With a survey of the debates over ʿAllāma Ṭabāṭabāʾī’s account among contemporary scholars of Islamic philosophy, we find two major approaches: some have criticized ʿAllāma Ṭabāṭabāʾī’s view, and some have defended and justified the view.
Javadi Amoli raises two objections against ʿAllāma Ṭabāṭabāʾī’s position. He holds that the predicate of existence is predicated of both absolute and qualified (muqayyad) existences, and when it is predicated of the latter, it can be subject to propter quid demonstrations, since qualified existence needs a cause. In addition, if propter quid demonstrations did not apply to philosophical problems, then all demonstrations in philosophy would be undermined and there would be no conclusive argument in philosophy, because quiatic demonstrations are grounded indeed in propter quid demonstrations. Given ʿAllāma Ṭabāṭabāʾī’s response to Javadi Amoli’s objections, it turns out that his view presupposes his own account of the “criterion of philosophical problems.” However, the second objection raised by Javadi Amoli seems to go through.

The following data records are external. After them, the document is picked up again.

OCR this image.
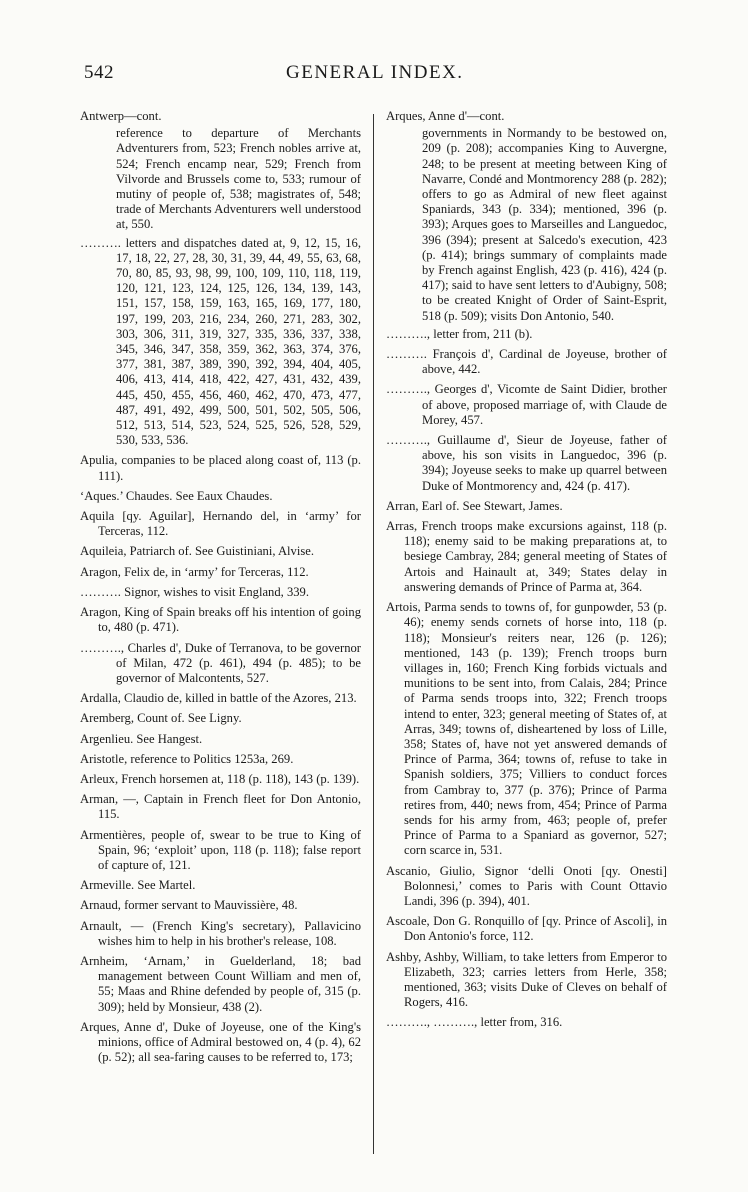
542	GENERAL INDEX.

Antwerp—cont.

reference to departure of Merchants Adventurers from, 523; French nobles arrive at, 524; French encamp near, 529; French from Vilvorde and Brussels come to, 533; rumour of mutiny of people of, 538; magistrates of, 548; trade of Merchants Adventurers well understood at, 550.

………. letters and dispatches dated at, 9, 12, 15, 16, 17, 18, 22, 27, 28, 30, 31, 39, 44, 49, 55, 63, 68, 70, 80, 85, 93, 98, 99, 100, 109, 110, 118, 119, 120, 121, 123, 124, 125, 126, 134, 139, 143, 151, 157, 158, 159, 163, 165, 169, 177, 180, 197, 199, 203, 216, 234, 260, 271, 283, 302, 303, 306, 311, 319, 327, 335, 336, 337, 338, 345, 346, 347, 358, 359, 362, 363, 374, 376, 377, 381, 387, 389, 390, 392, 394, 404, 405, 406, 413, 414, 418, 422, 427, 431, 432, 439, 445, 450, 455, 456, 460, 462, 470, 473, 477, 487, 491, 492, 499, 500, 501, 502, 505, 506, 512, 513, 514, 523, 524, 525, 526, 528, 529, 530, 533, 536.

Apulia, companies to be placed along coast of, 113 (p. 111).

‘Aques.’ Chaudes. See Eaux Chaudes.

Aquila [qy. Aguilar], Hernando del, in ‘army’ for Terceras, 112.

Aquileia, Patriarch of. See Guistiniani, Alvise.

Aragon, Felix de, in ‘army’ for Terceras, 112.

………. Signor, wishes to visit England, 339.

Aragon, King of Spain breaks off his intention of going to, 480 (p. 471).

………., Charles d', Duke of Terranova, to be governor of Milan, 472 (p. 461), 494 (p. 485); to be governor of Malcontents, 527.

Ardalla, Claudio de, killed in battle of the Azores, 213.

Aremberg, Count of. See Ligny.

Argenlieu. See Hangest.

Aristotle, reference to Politics 1253a, 269.

Arleux, French horsemen at, 118 (p. 118), 143 (p. 139).

Arman, —, Captain in French fleet for Don Antonio, 115.

Armentières, people of, swear to be true to King of Spain, 96; ‘exploit’ upon, 118 (p. 118); false report of capture of, 121.

Armeville. See Martel.

Arnaud, former servant to Mauvissière, 48.

Arnault, — (French King's secretary), Pallavicino wishes him to help in his brother's release, 108.

Arnheim, ‘Arnam,’ in Guelderland, 18; bad management between Count William and men of, 55; Maas and Rhine defended by people of, 315 (p. 309); held by Monsieur, 438 (2).

Arques, Anne d', Duke of Joyeuse, one of the King's minions, office of Admiral bestowed on, 4 (p. 4), 62 (p. 52); all sea-faring causes to be referred to, 173;

Arques, Anne d'—cont.

governments in Normandy to be bestowed on, 209 (p. 208); accompanies King to Auvergne, 248; to be present at meeting between King of Navarre, Condé and Montmorency 288 (p. 282); offers to go as Admiral of new fleet against Spaniards, 343 (p. 334); mentioned, 396 (p. 393); Arques goes to Marseilles and Languedoc, 396 (394); present at Salcedo's execution, 423 (p. 414); brings summary of complaints made by French against English, 423 (p. 416), 424 (p. 417); said to have sent letters to d'Aubigny, 508; to be created Knight of Order of Saint-Esprit, 518 (p. 509); visits Don Antonio, 540.

………., letter from, 211 (b).

………. François d', Cardinal de Joyeuse, brother of above, 442.

………., Georges d', Vicomte de Saint Didier, brother of above, proposed marriage of, with Claude de Morey, 457.

………., Guillaume d', Sieur de Joyeuse, father of above, his son visits in Languedoc, 396 (p. 394); Joyeuse seeks to make up quarrel between Duke of Montmorency and, 424 (p. 417).

Arran, Earl of. See Stewart, James.

Arras, French troops make excursions against, 118 (p. 118); enemy said to be making preparations at, to besiege Cambray, 284; general meeting of States of Artois and Hainault at, 349; States delay in answering demands of Prince of Parma at, 364.

Artois, Parma sends to towns of, for gunpowder, 53 (p. 46); enemy sends cornets of horse into, 118 (p. 118); Monsieur's reiters near, 126 (p. 126); mentioned, 143 (p. 139); French troops burn villages in, 160; French King forbids victuals and munitions to be sent into, from Calais, 284; Prince of Parma sends troops into, 322; French troops intend to enter, 323; general meeting of States of, at Arras, 349; towns of, disheartened by loss of Lille, 358; States of, have not yet answered demands of Prince of Parma, 364; towns of, refuse to take in Spanish soldiers, 375; Villiers to conduct forces from Cambray to, 377 (p. 376); Prince of Parma retires from, 440; news from, 454; Prince of Parma sends for his army from, 463; people of, prefer Prince of Parma to a Spaniard as governor, 527; corn scarce in, 531.

Ascanio, Giulio, Signor ‘delli Onoti [qy. Onesti] Bolonnesi,’ comes to Paris with Count Ottavio Landi, 396 (p. 394), 401.

Ascoale, Don G. Ronquillo of [qy. Prince of Ascoli], in Don Antonio's force, 112.

Ashby, Ashby, William, to take letters from Emperor to Elizabeth, 323; carries letters from Herle, 358; mentioned, 363; visits Duke of Cleves on behalf of Rogers, 416.

………., ………., letter from, 316.
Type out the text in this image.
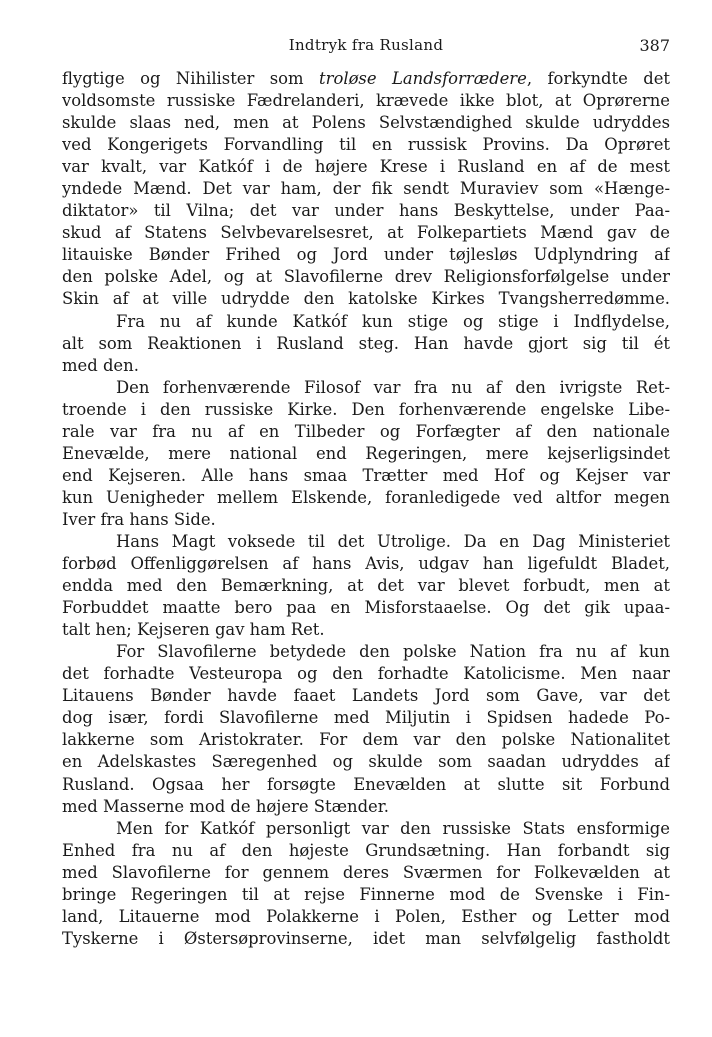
Indtryk fra Rusland	387
flygtige og Nihilister som troløse Landsforrædere, forkyndte det
voldsomste russiske Fædrelanderi, krævede ikke blot, at Oprørerne
skulde slaas ned, men at Polens Selvstændighed skulde udryddes
ved Kongerigets Forvandling til en russisk Provins. Da Oprøret
var kvalt, var Katkóf i de højere Krese i Rusland en af de mest
yndede Mænd. Det var ham, der fik sendt Muraviev som «Hænge-
diktator» til Vilna; det var under hans Beskyttelse, under Paa-
skud af Statens Selvbevarelsesret, at Folkepartiets Mænd gav de
litauiske Bønder Frihed og Jord under tøjlesløs Udplyndring af
den polske Adel, og at Slavofilerne drev Religionsforfølgelse under
Skin af at ville udrydde den katolske Kirkes Tvangsherredømme.
Fra nu af kunde Katkóf kun stige og stige i Indflydelse,
alt som Reaktionen i Rusland steg. Han havde gjort sig til ét
med den.
Den forhenværende Filosof var fra nu af den ivrigste Ret-
troende i den russiske Kirke. Den forhenværende engelske Libe-
rale var fra nu af en Tilbeder og Forfægter af den nationale
Enevælde, mere national end Regeringen, mere kejserligsindet
end Kejseren. Alle hans smaa Trætter med Hof og Kejser var
kun Uenigheder mellem Elskende, foranledigede ved altfor megen
Iver fra hans Side.
Hans Magt voksede til det Utrolige. Da en Dag Ministeriet
forbød Offenliggørelsen af hans Avis, udgav han ligefuldt Bladet,
endda med den Bemærkning, at det var blevet forbudt, men at
Forbuddet maatte bero paa en Misforstaaelse. Og det gik upaa-
talt hen; Kejseren gav ham Ret.
For Slavofilerne betydede den polske Nation fra nu af kun
det forhadte Vesteuropa og den forhadte Katolicisme. Men naar
Litauens Bønder havde faaet Landets Jord som Gave, var det
dog især, fordi Slavofilerne med Miljutin i Spidsen hadede Po-
lakkerne som Aristokrater. For dem var den polske Nationalitet
en Adelskastes Særegenhed og skulde som saadan udryddes af
Rusland. Ogsaa her forsøgte Enevælden at slutte sit Forbund
med Masserne mod de højere Stænder.
Men for Katkóf personligt var den russiske Stats ensformige
Enhed fra nu af den højeste Grundsætning. Han forbandt sig
med Slavofilerne for gennem deres Sværmen for Folkevælden at
bringe Regeringen til at rejse Finnerne mod de Svenske i Fin-
land, Litauerne mod Polakkerne i Polen, Esther og Letter mod
Tyskerne i Østersøprovinserne, idet man selvfølgelig fastholdt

Mesbah Yazdi has also criticized ʿAllāma Ṭabāṭabāʾī’s view based on its incompatibility with the conditions of propter quid demonstrations in logic. He argues that causation in such demonstrations is not confined to external causation, but includes analytic causation as well. Accordingly, ʿAllāma Ṭabāṭabāʾī’s view is objectionable. In this research, we endorse Mesbah Yazdi’s critique of ʿAllāma Ṭabāṭabāʾī’s view.
Gholam-Reza Fayyazi believes that ʿAllāma Ṭabāṭabāʾī’s view should be examined in terms of his own assumptions. One such assumption is that all predicates that are more specific than the absolute existence equal existence when taken together with their complement notions. Moreover, in propter quid demonstrations, the middle term is indeed an external cause for the predication of the major premise on the minor premise. In Fayyazi’s view, the first assumption—equality of the “essential accident” (al-‘araḍ al-dhātī) with the subject-matter of a science—finds counterexamples in many philosophical problems, and the second contradicts the views of logicians, since they believe that the causation of the middle term in propter quid demonstrations includes both external and mental causation. In this research, we criticize Fayyazi’s first objection against ʿAllāma Ṭabāṭabāʾī’s view, but we agree with the second objection, which is a reformulation of Mesbah Yazdi’s view.
Yazdanpanah endorses ʿAllāma Ṭabāṭabāʾī’s assumptions, but he argues that they have their source in the idea of a cause beyond the existent qua existent. However, since this idea is problematic, ʿAllāma Ṭabāṭabāʾī’s view is challenged. A reflection on Yazdanpanah’s remarks makes it obvious that they are reformulations the objections raised by Mesbah Yazdi and Javadi Amoli.
Finally, people such as Samadi Amoli believe that ʿAllāma Ṭabāṭabāʾī’s view should be deemed intuitive (shuhūdī), while all the objections raised against his view assume that philosophy is confined to reflective or intellectual knowledge. In this research, we criticize Samadi Amoli because it does not square with ʿAllāma Ṭabāṭabāʾī’s account to take it as pertaining to intuitive, rather than acquired, knowledge.
Having assessed and examined the arguments for and against ʿAllāma Ṭabāṭabāʾī’s account, we conclude that, despite its novel contributions, his view rests on problematic assumptions. Moreover, it is founded upon a redefinition of propter quid and quiatic demonstrations that goes against the standard view in logic. Thus, we should either modify the standard logic definition of propter quid demonstrations or believe that ʿAllāma Ṭabāṭabāʾī’s view is a novel view based on new principles, which can be criticized.